Accera v1.2 Reference

`accera.Plan.tensorize(indices, mma_shape [, use_static_offsets, num_total_passes, num_fused_passes, scheduling_policy, prologue_op, epilogue_op])`

Only available for targets with native matrix multiplication instruction (tensor core) support. Marks the dimensions of the iteration-space for tensorization. Only perfectly nested loops of the following form can be tensorized:

for i in range(M):
    for k in range(N):
        for j in range(K):
            C[i, j] += A[i, k] * B[k, j]

Arguments

argument	description	type/default
`indices`	The 3-dimensional iteration space to tensorize.	3-D tuple of `accera.Index`
`mma_shape`	The type of MMA operation to use.	`accera.MMAShape`
`use_static_offsets`	This is an optimization flag, which when enabled will use precomputed offset maps stored in device constant memory.

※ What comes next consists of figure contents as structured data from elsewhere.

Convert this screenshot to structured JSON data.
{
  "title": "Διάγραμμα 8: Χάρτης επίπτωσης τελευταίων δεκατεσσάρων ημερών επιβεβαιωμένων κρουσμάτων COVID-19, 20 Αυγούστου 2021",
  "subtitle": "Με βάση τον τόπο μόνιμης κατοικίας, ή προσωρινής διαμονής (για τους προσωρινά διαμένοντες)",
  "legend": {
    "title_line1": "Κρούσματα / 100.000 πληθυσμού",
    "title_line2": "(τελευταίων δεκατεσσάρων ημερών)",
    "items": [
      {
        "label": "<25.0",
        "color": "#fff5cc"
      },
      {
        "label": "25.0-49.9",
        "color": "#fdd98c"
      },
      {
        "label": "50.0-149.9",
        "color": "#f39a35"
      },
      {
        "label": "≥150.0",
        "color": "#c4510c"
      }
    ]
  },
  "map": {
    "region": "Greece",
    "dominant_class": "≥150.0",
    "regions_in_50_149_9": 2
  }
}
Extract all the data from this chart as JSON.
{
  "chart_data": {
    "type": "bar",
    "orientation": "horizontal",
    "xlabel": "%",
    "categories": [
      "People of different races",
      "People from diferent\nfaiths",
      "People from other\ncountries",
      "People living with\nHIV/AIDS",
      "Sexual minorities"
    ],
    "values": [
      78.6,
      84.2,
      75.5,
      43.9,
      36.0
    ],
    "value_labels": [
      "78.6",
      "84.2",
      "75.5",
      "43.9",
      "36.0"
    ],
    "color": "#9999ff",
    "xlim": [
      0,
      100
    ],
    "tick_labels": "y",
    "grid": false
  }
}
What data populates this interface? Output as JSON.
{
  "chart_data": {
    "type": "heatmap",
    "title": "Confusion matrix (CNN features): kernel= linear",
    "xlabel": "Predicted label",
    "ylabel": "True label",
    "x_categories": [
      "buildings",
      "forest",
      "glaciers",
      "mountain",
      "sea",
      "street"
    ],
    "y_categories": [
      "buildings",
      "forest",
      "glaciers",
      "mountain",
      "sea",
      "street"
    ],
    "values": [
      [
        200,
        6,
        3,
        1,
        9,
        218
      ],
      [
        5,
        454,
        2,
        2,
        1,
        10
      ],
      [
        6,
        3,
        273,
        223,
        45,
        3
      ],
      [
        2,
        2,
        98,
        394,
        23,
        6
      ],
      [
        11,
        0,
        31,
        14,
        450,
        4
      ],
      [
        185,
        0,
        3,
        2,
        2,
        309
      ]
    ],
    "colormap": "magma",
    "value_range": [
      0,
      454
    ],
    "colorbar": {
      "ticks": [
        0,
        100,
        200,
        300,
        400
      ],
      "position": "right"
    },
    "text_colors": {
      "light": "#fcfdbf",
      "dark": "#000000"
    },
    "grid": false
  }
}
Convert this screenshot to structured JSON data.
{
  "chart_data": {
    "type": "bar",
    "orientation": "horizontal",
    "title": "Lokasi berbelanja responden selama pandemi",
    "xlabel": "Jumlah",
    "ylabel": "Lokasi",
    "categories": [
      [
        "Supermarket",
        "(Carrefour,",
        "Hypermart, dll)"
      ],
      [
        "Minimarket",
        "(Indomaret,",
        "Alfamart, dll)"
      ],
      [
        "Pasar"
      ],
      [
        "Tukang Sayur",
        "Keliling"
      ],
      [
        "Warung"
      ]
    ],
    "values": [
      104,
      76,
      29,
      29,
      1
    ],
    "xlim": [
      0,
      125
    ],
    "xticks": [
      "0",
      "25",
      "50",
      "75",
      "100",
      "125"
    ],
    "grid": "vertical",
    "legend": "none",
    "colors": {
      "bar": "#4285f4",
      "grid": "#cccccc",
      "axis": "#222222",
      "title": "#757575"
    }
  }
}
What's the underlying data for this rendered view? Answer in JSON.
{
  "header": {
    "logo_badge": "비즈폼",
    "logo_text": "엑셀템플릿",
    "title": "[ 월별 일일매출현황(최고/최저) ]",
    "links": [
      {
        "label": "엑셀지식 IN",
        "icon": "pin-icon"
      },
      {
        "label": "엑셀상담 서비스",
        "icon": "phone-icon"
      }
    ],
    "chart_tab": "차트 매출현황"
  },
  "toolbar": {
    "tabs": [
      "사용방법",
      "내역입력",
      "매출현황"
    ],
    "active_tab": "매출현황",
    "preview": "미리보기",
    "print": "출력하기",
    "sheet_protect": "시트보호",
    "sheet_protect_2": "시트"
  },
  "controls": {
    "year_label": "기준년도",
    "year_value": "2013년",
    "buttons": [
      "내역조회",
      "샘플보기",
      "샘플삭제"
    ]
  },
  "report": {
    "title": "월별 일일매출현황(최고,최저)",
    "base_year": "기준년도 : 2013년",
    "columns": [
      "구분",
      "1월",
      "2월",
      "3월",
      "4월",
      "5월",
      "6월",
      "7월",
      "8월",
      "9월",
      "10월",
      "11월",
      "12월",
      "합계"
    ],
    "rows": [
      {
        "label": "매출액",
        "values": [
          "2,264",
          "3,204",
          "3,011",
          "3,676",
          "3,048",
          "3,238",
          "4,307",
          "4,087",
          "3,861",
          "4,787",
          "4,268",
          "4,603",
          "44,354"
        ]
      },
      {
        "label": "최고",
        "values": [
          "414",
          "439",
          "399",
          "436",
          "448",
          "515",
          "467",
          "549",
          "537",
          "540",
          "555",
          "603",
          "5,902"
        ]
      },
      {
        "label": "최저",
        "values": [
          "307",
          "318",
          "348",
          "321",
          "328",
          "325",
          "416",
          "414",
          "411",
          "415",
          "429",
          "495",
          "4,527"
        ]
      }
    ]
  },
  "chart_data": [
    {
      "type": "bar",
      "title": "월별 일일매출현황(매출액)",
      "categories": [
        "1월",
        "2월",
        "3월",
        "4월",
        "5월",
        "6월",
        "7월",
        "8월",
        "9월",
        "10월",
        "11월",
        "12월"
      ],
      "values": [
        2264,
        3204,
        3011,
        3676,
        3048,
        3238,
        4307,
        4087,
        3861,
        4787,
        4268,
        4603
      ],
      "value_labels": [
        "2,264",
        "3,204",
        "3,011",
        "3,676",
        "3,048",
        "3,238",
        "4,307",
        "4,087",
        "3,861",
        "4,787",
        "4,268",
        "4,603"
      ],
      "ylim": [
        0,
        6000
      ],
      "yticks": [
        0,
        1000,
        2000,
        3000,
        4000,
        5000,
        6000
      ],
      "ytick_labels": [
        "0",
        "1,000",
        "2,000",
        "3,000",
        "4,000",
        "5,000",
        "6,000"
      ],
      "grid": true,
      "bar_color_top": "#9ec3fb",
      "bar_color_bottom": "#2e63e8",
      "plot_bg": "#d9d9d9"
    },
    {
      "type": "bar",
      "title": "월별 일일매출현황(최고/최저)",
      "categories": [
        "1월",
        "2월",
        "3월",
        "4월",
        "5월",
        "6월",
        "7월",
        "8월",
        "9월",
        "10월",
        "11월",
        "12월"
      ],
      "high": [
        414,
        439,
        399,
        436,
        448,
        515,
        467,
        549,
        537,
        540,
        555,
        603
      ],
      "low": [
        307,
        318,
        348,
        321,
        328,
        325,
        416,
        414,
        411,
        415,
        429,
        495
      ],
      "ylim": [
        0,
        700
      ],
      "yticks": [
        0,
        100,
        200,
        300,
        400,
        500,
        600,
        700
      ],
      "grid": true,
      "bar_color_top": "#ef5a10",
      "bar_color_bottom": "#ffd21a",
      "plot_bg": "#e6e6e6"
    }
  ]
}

Defaults to `False`.	bool
`num_total_passes`	This controls the total number of passes to run. Defaults to 1.	positive integer
`num_fused_passes`	This controls the number of passes for which register allocation is done, higher the value more the number of registers that are allocated. Defaults to `None` which will fuse all the passes as specified by `num_total_passes`.	positive integer
`scheduling_policy`	For multi-block MMA operations, this controls whether matrix multiplication is done block-by-block or pass-by-pass (affects register usage). Default value is `accera.MMASchedulingPolicy.PASS_ORDER`	`accera.MMASchedulingPolicy`
`prologue_op`	The element-wise operation to apply on matrix fragment data as a part of initialization (pre-tensorization). Default value is `accera.MMAFragmentOp.NONE`	`accera.MMAFragmentOp`
`epilogue_op`	The element-wise operation to apply on matrix fragment data as a part of the final store (post-tensorization). Default value is `accera.MMAFragmentOp.NONE`	`accera.MMAFragmentOp`

The different values of the enum MMAShape are explained here: accera.MMAShape

The different values of the enum MMASchedulingPolicy (applicable only for AMD targets supporting MFMA ops, such as accera.Target.Model.AMD_MI100) are mentioned here: accera.MMASchedulingPolicy

The different values of the enum MMAFragmentOp are explained here: accera.MMAFragmentOp

Examples

Mark the dimensions ii, jj, and kk for tensorization execution:

plan.tensorize(indices=(ii,jj,kk))

Last update: 2023-04-17